Große Sitzende, 1949, Öl auf Leinwand

Das Gemälde „Große Sitzende“ von 1949 ist eines der beeindruckendsten Bilder Schlotters aus diesen frühen Jahren nach dem Ende des Zweiten Weltkriegs. Für ihn bedeutete der Einzug in den Krieg im Oktober 1941 – mit gerade mal 20 Jahren – nicht nur das Ende seiner Studienzeit, sondern auch wiederholt schwere Verwundungen (verbunden mit der Angst, sein Augenlicht zu verlieren) und den Verlust seines Elternhauses in Hildesheim.

Die Rückkehr nach Darmstadt, der Heimat seiner Frau Dorothea von der Leyen, erwies sich hingegen als Glücksfall für den jungen Künstler. Denn die in dieser Stadt beheimatete Sezession war eine der wichtigsten Künstlervereinigungen Deutschlands. Hier trafen sich nicht allein bildende Künstler, sondern auch Literaten, Kritiker, Theaterleute, Fotografen, Journalisten, Philosophen und Musiker, und zwar junge wie ältere. Die Anregungen durch diese „Künstler-Melange“ kann man nicht überschätzen. Auch die Kunstausstellungen, die rasch überall stattfanden, beeinflussten die jungen Künstler massiv. Vor allem die klassische Moderne (die sie infolge des nationalsozialistischen Regimes verpasst hatten) faszinierte die Jugend. Expressionismus, Kubismus und Fauvismus gaben ihnen die Möglichkeit, die Realität verändert und subjektiv, vor allem aber auch mit einer gewissen Leichtigkeit darzustellen.  
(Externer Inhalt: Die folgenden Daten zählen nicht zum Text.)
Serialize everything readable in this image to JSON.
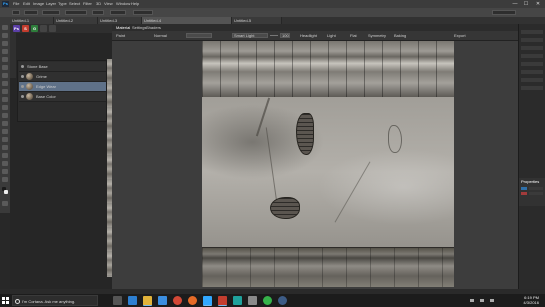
{
  "photoshop": {
    "logo": "Ps",
    "menu": [
      "File",
      "Edit",
      "Image",
      "Layer",
      "Type",
      "Select",
      "Filter",
      "3D",
      "View",
      "Window",
      "Help"
    ],
    "document_tabs": [
      {
        "label": "Untitled-1",
        "active": false
      },
      {
        "label": "Untitled-2",
        "active": false
      },
      {
        "label": "Untitled-3",
        "active": false
      },
      {
        "label": "Untitled-4",
        "active": true
      },
      {
        "label": "Untitled-5",
        "active": false
      }
    ],
    "window_controls": [
      "—",
      "☐",
      "✕"
    ]
  },
  "substance": {
    "app_buttons": [
      "Ps",
      "S",
      "G"
    ],
    "layers": [
      {
        "name": "Stone Base",
        "selected": false,
        "is_folder": true
      },
      {
        "name": "Grime",
        "selected": false
      },
      {
        "name": "Edge Wear",
        "selected": true
      },
      {
        "name": "Base Color",
        "selected": false
      }
    ],
    "view_tabs": [
      "Material",
      "Settings",
      "Shaders"
    ],
    "toolbar": {
      "preset": "Paint",
      "mode": "Normal",
      "smart_label": "Smart Light",
      "value": "100",
      "items": [
        "Headlight",
        "Light",
        "Flat",
        "Symmetry",
        "Baking",
        "Export"
      ]
    }
  },
  "right_panel": {
    "title": "Properties",
    "colors": [
      "#2f6fa8",
      "#a23b3b"
    ]
  },
  "taskbar": {
    "search_placeholder": "I'm Cortana. Ask me anything.",
    "time": "6:19 PM",
    "date": "4/3/2016",
    "apps": [
      {
        "icon": "task-view-icon",
        "color": "#555555",
        "active": false
      },
      {
        "icon": "edge-icon",
        "color": "#2d7fd1",
        "active": false
      },
      {
        "icon": "file-explorer-icon",
        "color": "#e2b33a",
        "active": true
      },
      {
        "icon": "store-icon",
        "color": "#3b8ee0",
        "active": false
      },
      {
        "icon": "chrome-icon",
        "color": "#d34836",
        "active": false
      },
      {
        "icon": "firefox-icon",
        "color": "#e66b27",
        "active": false
      },
      {
        "icon": "photoshop-icon",
        "color": "#31a8ff",
        "active": true
      },
      {
        "icon": "substance-icon",
        "color": "#c23d2e",
        "active": true
      },
      {
        "icon": "maya-icon",
        "color": "#1fa29c",
        "active": false
      },
      {
        "icon": "zbrush-icon",
        "color": "#8a8a8a",
        "active": false
      },
      {
        "icon": "spotify-icon",
        "color": "#36b34a",
        "active": false
      },
      {
        "icon": "steam-icon",
        "color": "#3d5c86",
        "active": false
      }
    ]
  },
  "colors": {
    "accent": "#5f7188",
    "ps_blue": "#31a8ff"
  }
}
Der Bezug zur französischen Moderne ist bei Schlotters Bild unverkennbar, wenngleich er sich weder für Kubismus noch für Fauvismus entschieden hat. Vielmehr mischte er Aspekte beider Stile zu einer neuen Auslegung eines klassischen Figurenbildes: Eine dürftig bekleidete Frau sitzt auf einem Stuhl bei einem Tisch, auf dem zwei Äpfel neben einer Kanne liegen. Im Hintergrund ist das weitere Zimmer angedeutet, doch die gesamte Darstellung bleibt flächig, wie auf einer schmalen Ebene verankert. Tatsächlich sind die Farbflächen und die sie konturierenden oder durchbrechenden schwarzen Linien die beiden wichtigsten Gestaltungsmerkmale des Bildes. Schlotter verließ sich dabei auf die bewährten Kombinationen von Blau und Gelb bzw. Rosa und Grau. Das im Profil gezeigte Gesicht der Frau erinnert an klassische, griechische Vasenmalerei. Dieser Rückgriff auf die klassische Antike zieht sich auch noch ein paar Jahre durch Schlotters Werk, allerdings bevorzugt bei seinen Wandgestaltungen. In der Ölmalerei suchte er schon bald seine eigene Bildsprache.